Amazon Web Services (AWS) and Microsoft have pulled away from the rest of the cloud service provider pack. In terms of market share, Microsoft as witnessed by its most recent financial results is making gains to the increased consumption of Microsoft Azure.
But even with those gains, it’s also clear that in terms of market share AWS is still larger than its next three rivals (Microsoft, Google, and Alibaba) combined. Alibaba this week officially laid claim to the number three slot by edging out Google in the latest cloud market share report from Gartner due to the increased adoption of its cloud platform in Asia-Pacific. But collectively, Alibaba and Google combined only make up seven percent of the global market.
Overall, Gartner forecasts that global IT spending will only grow a modest one percent this year.

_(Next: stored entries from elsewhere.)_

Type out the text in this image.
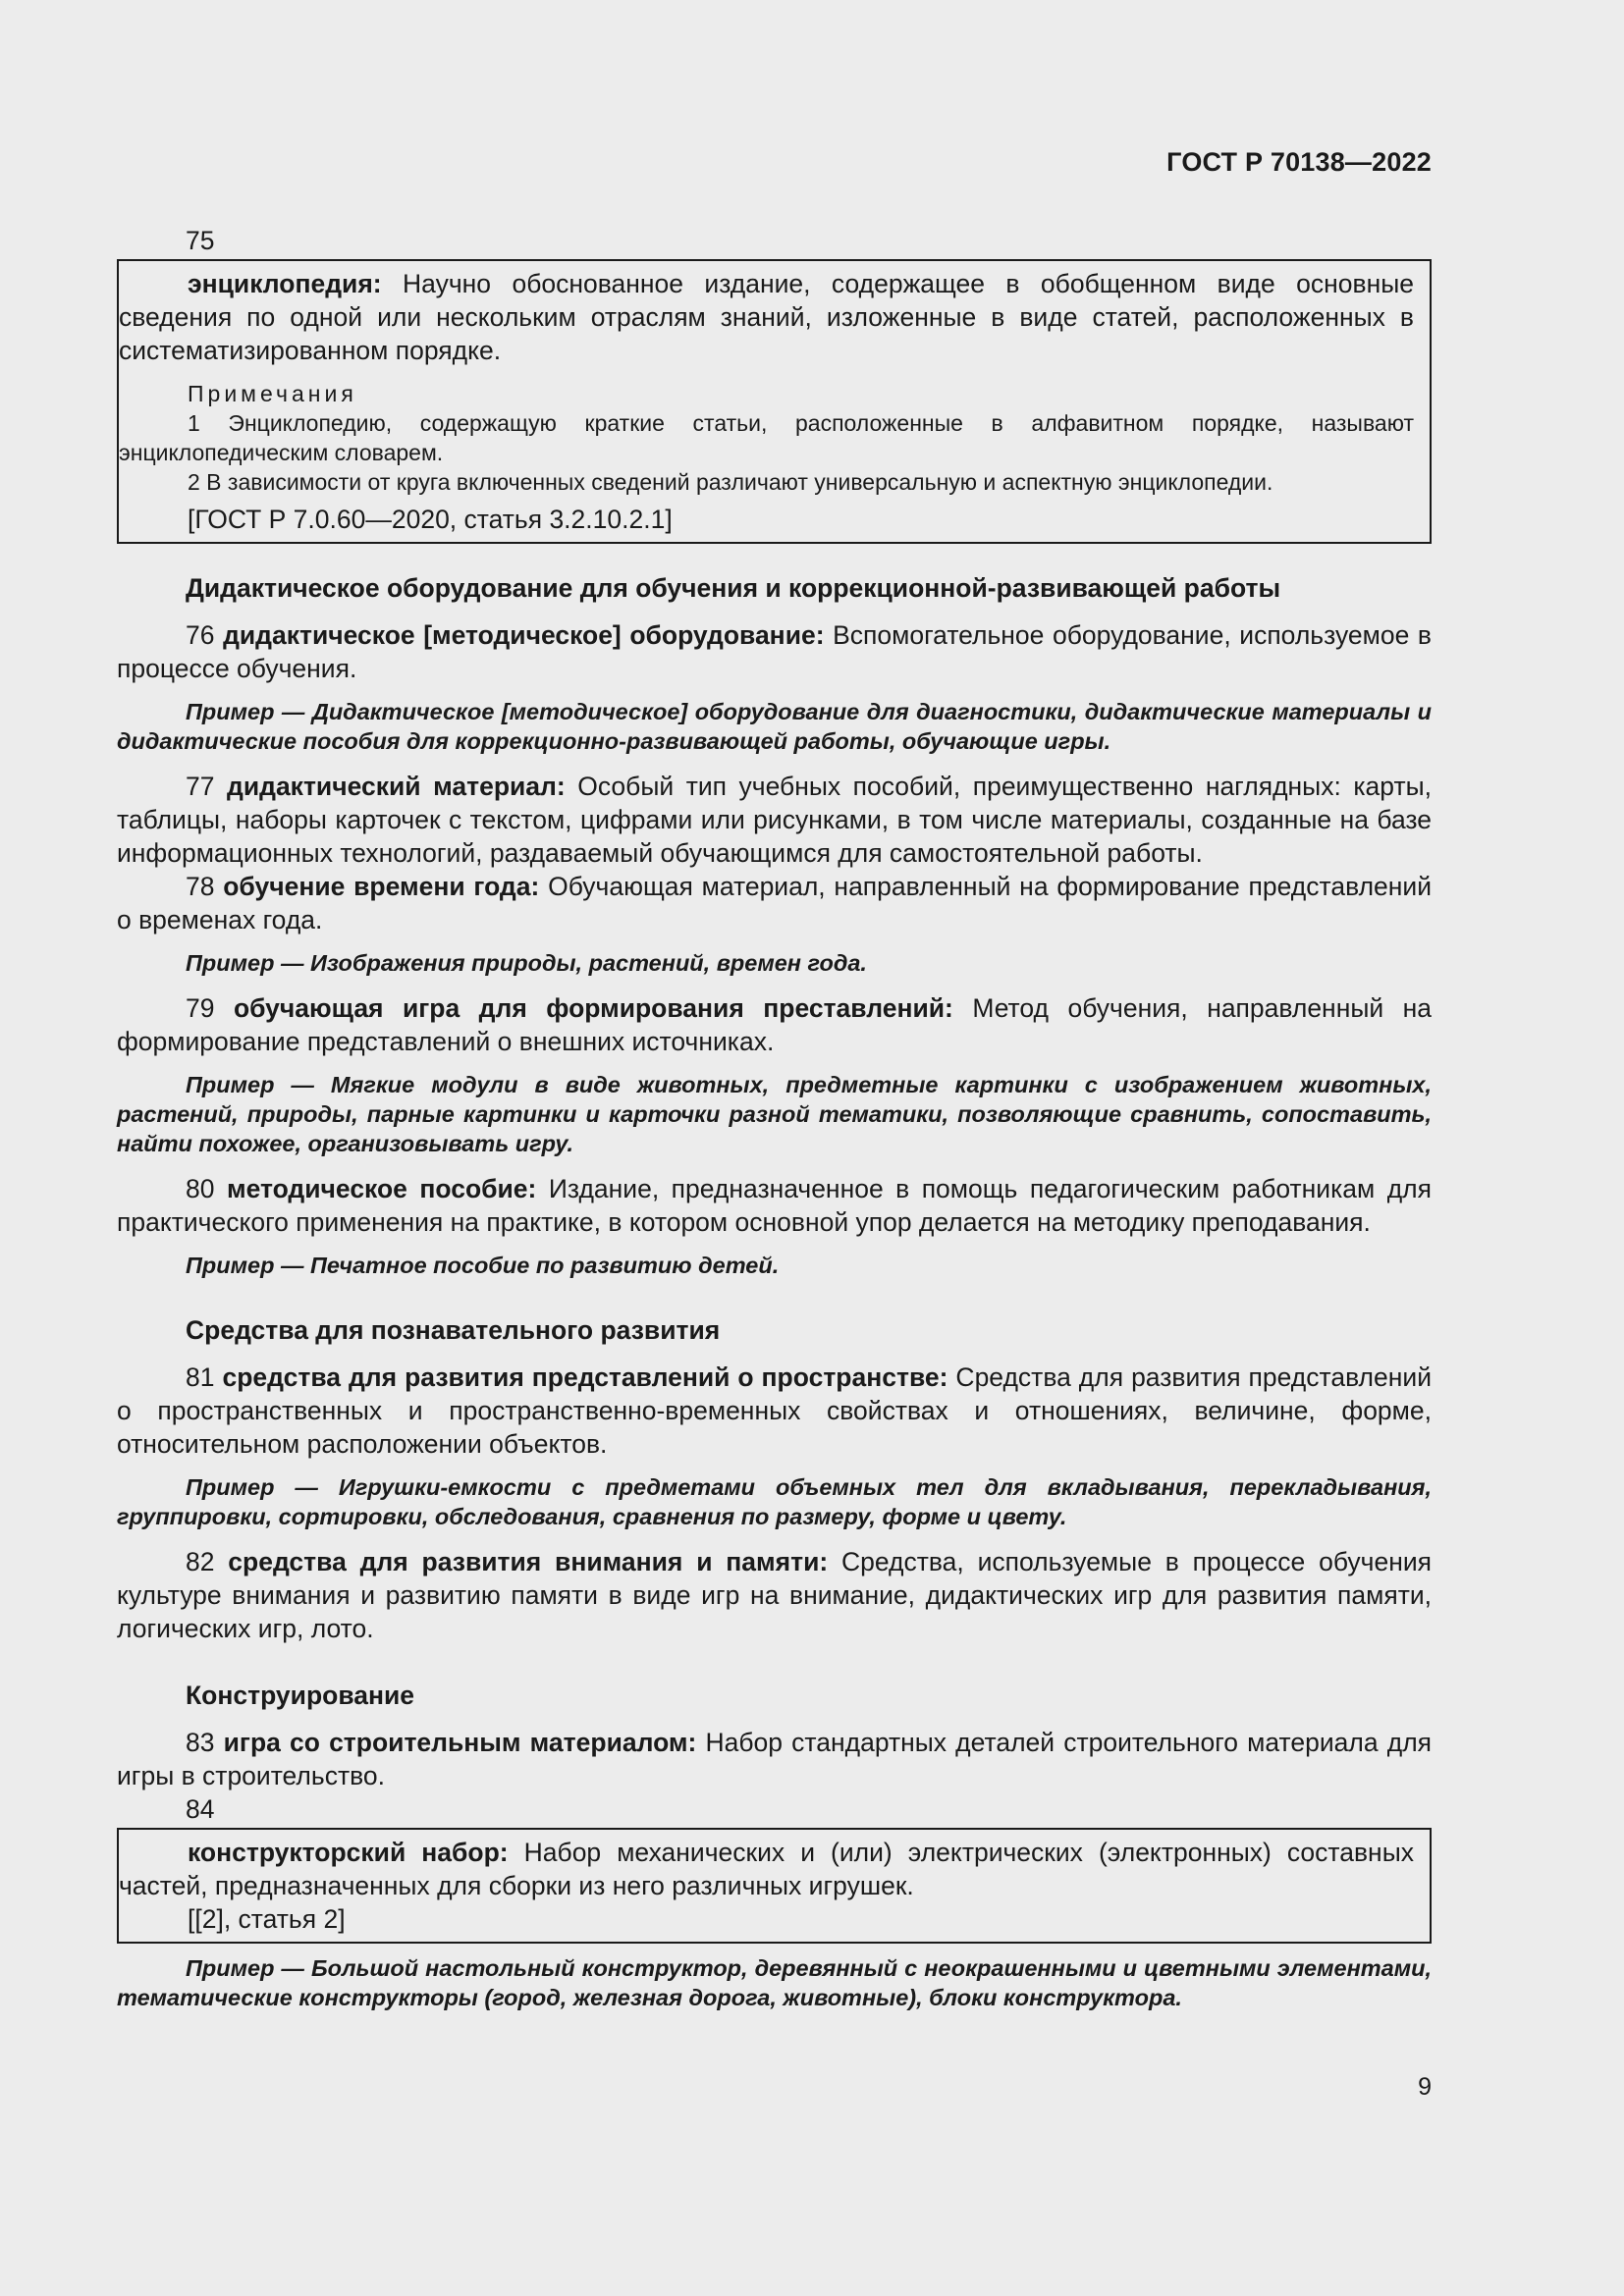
ГОСТ Р 70138—2022

75

энциклопедия: Научно обоснованное издание, содержащее в обобщенном виде основные сведения по одной или нескольким отраслям знаний, изложенные в виде статей, расположенных в систематизированном порядке.

Примечания

1 Энциклопедию, содержащую краткие статьи, расположенные в алфавитном порядке, называют энциклопедическим словарем.

2 В зависимости от круга включенных сведений различают универсальную и аспектную энциклопедии.

[ГОСТ Р 7.0.60—2020, статья 3.2.10.2.1]

Дидактическое оборудование для обучения и коррекционной-развивающей работы

76 дидактическое [методическое] оборудование: Вспомогательное оборудование, используемое в процессе обучения.

Пример — Дидактическое [методическое] оборудование для диагностики, дидактические материалы и дидактические пособия для коррекционно-развивающей работы, обучающие игры.

77 дидактический материал: Особый тип учебных пособий, преимущественно наглядных: карты, таблицы, наборы карточек с текстом, цифрами или рисунками, в том числе материалы, созданные на базе информационных технологий, раздаваемый обучающимся для самостоятельной работы.

78 обучение времени года: Обучающая материал, направленный на формирование представлений о временах года.

Пример — Изображения природы, растений, времен года.

79 обучающая игра для формирования преставлений: Метод обучения, направленный на формирование представлений о внешних источниках.

Пример — Мягкие модули в виде животных, предметные картинки с изображением животных, растений, природы, парные картинки и карточки разной тематики, позволяющие сравнить, сопоставить, найти похожее, организовывать игру.

80 методическое пособие: Издание, предназначенное в помощь педагогическим работникам для практического применения на практике, в котором основной упор делается на методику преподавания.

Пример — Печатное пособие по развитию детей.

Средства для познавательного развития

81 средства для развития представлений о пространстве: Средства для развития представлений о пространственных и пространственно-временных свойствах и отношениях, величине, форме, относительном расположении объектов.

Пример — Игрушки-емкости с предметами объемных тел для вкладывания, перекладывания, группировки, сортировки, обследования, сравнения по размеру, форме и цвету.

82 средства для развития внимания и памяти: Средства, используемые в процессе обучения культуре внимания и развитию памяти в виде игр на внимание, дидактических игр для развития памяти, логических игр, лото.

Конструирование

83 игра со строительным материалом: Набор стандартных деталей строительного материала для игры в строительство.

84

конструкторский набор: Набор механических и (или) электрических (электронных) составных частей, предназначенных для сборки из него различных игрушек.

[[2], статья 2]

Пример — Большой настольный конструктор, деревянный с неокрашенными и цветными элементами, тематические конструкторы (город, железная дорога, животные), блоки конструктора.

9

The biggest factor in that limited growth is the shift away from on-premises IT environments to public clouds. That shift not only increases the demand for cloud services, it also increases the amount of application software being consumed. That transition naturally brings an increased demand for cloud migration services expertise.
The challenge and opportunity for MSPs
The issue that MSPs need to come to terms with, however, is not just what cloud platforms to focus their efforts on. MSPs need to decide what level of partnership they want to have with cloud service providers that continue to expand their portfolio of managed services.
Of course, not every customer is not going to sign up for managed services provided by a cloud service provider, many will prefer to maintain control of their IT environments, especially when employing multiple clouds. But over time, MSPs will need to focus more of their cloud efforts on helping to deploy and manage applications running versus managing infrastructure that will increasingly become the sole province of the cloud service provider.
The good news from an MSP perspective is that the next generation of cloud-native applications being deployed on those public clouds are more complex to manage. Based on microservices-based architectures that rely heavily on containers to isolate various components of an application, the rate of change occurring as these applications are continuously upgraded will be substantially faster as organizations increasingly adopt best DevOps practices. To remain relevant, MSPs will need to develop management frameworks that can be customized to meet whatever set of DevOps process a customer has defined, or they can attempt to define those processes on behalf of the customer. Atos, for example, just launched a managed DevOps service in collaboration with CloudBees and Google.
Whatever the path chosen, the days when application updates occurred once a quarter are coming to an end. Most organizations want to add more functions to their applications faster than ever. At the same time, those organizations don’t necessarily have the skills required to achieve that goal without relying more on MSPs for help.
MSPs should take comfort in the fact that their services are going to be required more than ever. The challenge is that the nature of those services they will be profoundly different.